Toutefois, la société EMC Productions qui ne sollicite d’ailleurs pas la garantie d’exercice paisible par elle des droits cédés, telle que prévue à l’article 5 du contrat qu’elle se borne à rappeler, n’étaye pas utilement ses affirmations selon lesquelles cette paralysie à l’exécution de ses droits:

– aboutirait à une cession de droits ‘largement fictive’ puisque seule la convention collective précitée

de 1992 vise la cession des droits audiovisuels, contrairement à convention collective nationale des entreprises du secteur privé du spectacle vivant à laquelle les contrats en cause se référent, alors même que l’objet du contrat de cession signé entre les parties ne concerne pas la production d’un spectacle vivant mais bien la captation audiovisuelle du concert du 31 octobre 2014 à Bolzano destinée à une programmation télévisuelle initialement convenue,

– et serait manifestement imputable à l’association Urbanaxe.

En effet, les articles 8 et 9 du contrat de cession de droits audiovisuels signé entre les parties ne conditionnent pas à l’évidence le paiement de la rémunération de la cession des droits audiovisuels au respect des obligations reprises à ses articles 6 et 7.
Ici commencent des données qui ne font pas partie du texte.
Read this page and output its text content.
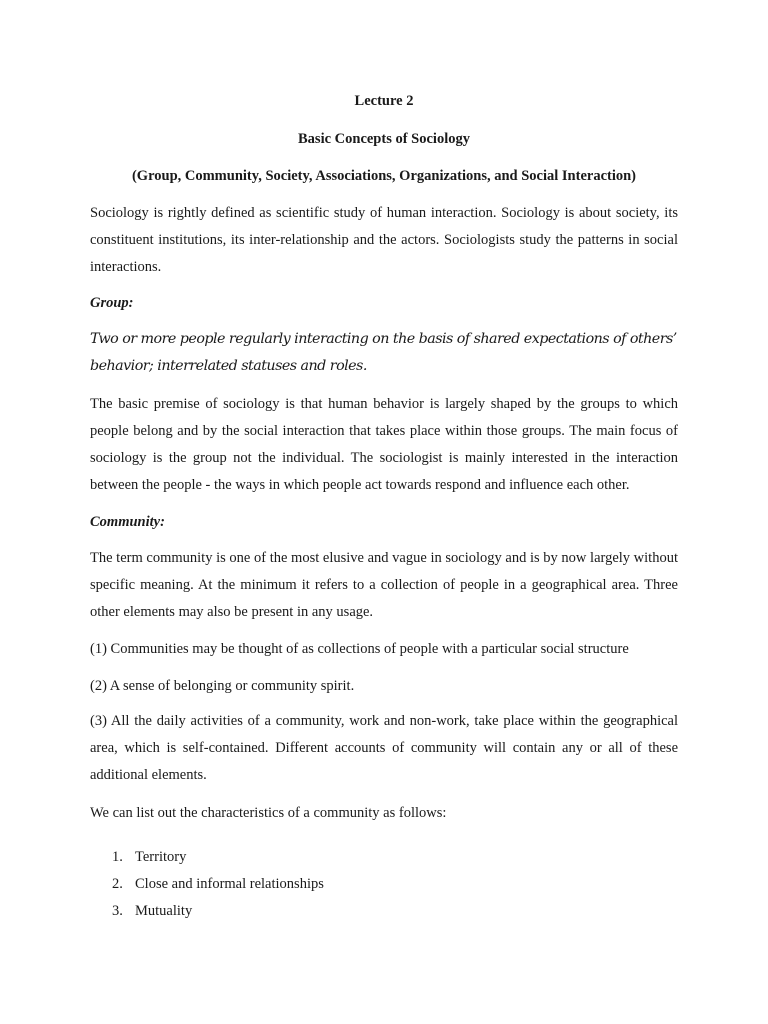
Lecture 2
Basic Concepts of Sociology
(Group, Community, Society, Associations, Organizations, and Social Interaction)

Sociology is rightly defined as scientific study of human interaction. Sociology is about society, its constituent institutions, its inter-relationship and the actors. Sociologists study the patterns in social interactions.

Group:

Two or more people regularly interacting on the basis of shared expectations of others’ behavior; interrelated statuses and roles.

The basic premise of sociology is that human behavior is largely shaped by the groups to which people belong and by the social interaction that takes place within those groups. The main focus of sociology is the group not the individual. The sociologist is mainly interested in the interaction between the people - the ways in which people act towards respond and influence each other.

Community:

The term community is one of the most elusive and vague in sociology and is by now largely without specific meaning. At the minimum it refers to a collection of people in a geographical area. Three other elements may also be present in any usage.

(1) Communities may be thought of as collections of people with a particular social structure

(2) A sense of belonging or community spirit.

(3) All the daily activities of a community, work and non-work, take place within the geographical area, which is self-contained. Different accounts of community will contain any or all of these additional elements.

We can list out the characteristics of a community as follows:

1. Territory
2. Close and informal relationships
3. Mutuality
Au demeurant, ainsi que le premier juge l’a exactement retenu après avoir relevé que la diffusion télévisuelle a été déprogrammée par Arte, aucun élément en débat n’établit manifestement que ce report sine die et le non paiement, à ce jour, des sommes attendues par la société EMC Productions du CNC et d’Arte sont imputables aux carences prétendues de l’association Urbanaxe à ce titre.

Il en est de même des risques affirmés de résiliation par Arte du contrat qui la lie à la société EMC Productions et de demande de remboursement des sommes versées par le CNC.

Ce d’autant que :

– les contrats de travail des artistes interprètes en cause ont manifestement été remis, fût ce tardivement, ce qui n’est pas contesté en l’état des termes du débat,

– le fait que la convention collective revendiquée n’ait pas été visée dans les contrats conclus entre les musiciens du groupe Urban Sax et l’association Urbanaxe n’a pas été de nature à faire obstacle à la diffusion de la captation de leur concert sur la chaîne web du diffuseur,

– les artistes musiciens ont confirmé en tant que de besoin la cession de leurs droits au titre de l’exploitation du DVD du concert (pièces Urbanaxe 45 et 50).

Il résulte de l’ensemble de ce qui précède que la fictivité alléguée de la cession de droits audiovisuels litigieuse n’est pas manifestement établie, bien que les contrats des artistes interprètes du groupe Urban Sax ne se réfèrent pas à la convention collective de 1992, comme prévu au contrat de cession et faute pour la société EMC Productions d’établir, avec l’évidence requise en référé, l’incidence de ce manquement, ainsi que des autres manquements invoqués, sur l’exercice paisible des droits audiovisuels qui lui ont été cédés.

Il s’ensuit que la contestation du paiement du prix de cession de ces droits audiovisuels élevée par la société EMC Productions à ce titre, qui relève du seul juge du fond qu’elle ne prétend pas avoir saisi, n’est pas sérieuse et qu’il n’y a pas lieu de faire droit à sa demande de production des contrats travail des intéressés conformes à la convention précitée de 1992.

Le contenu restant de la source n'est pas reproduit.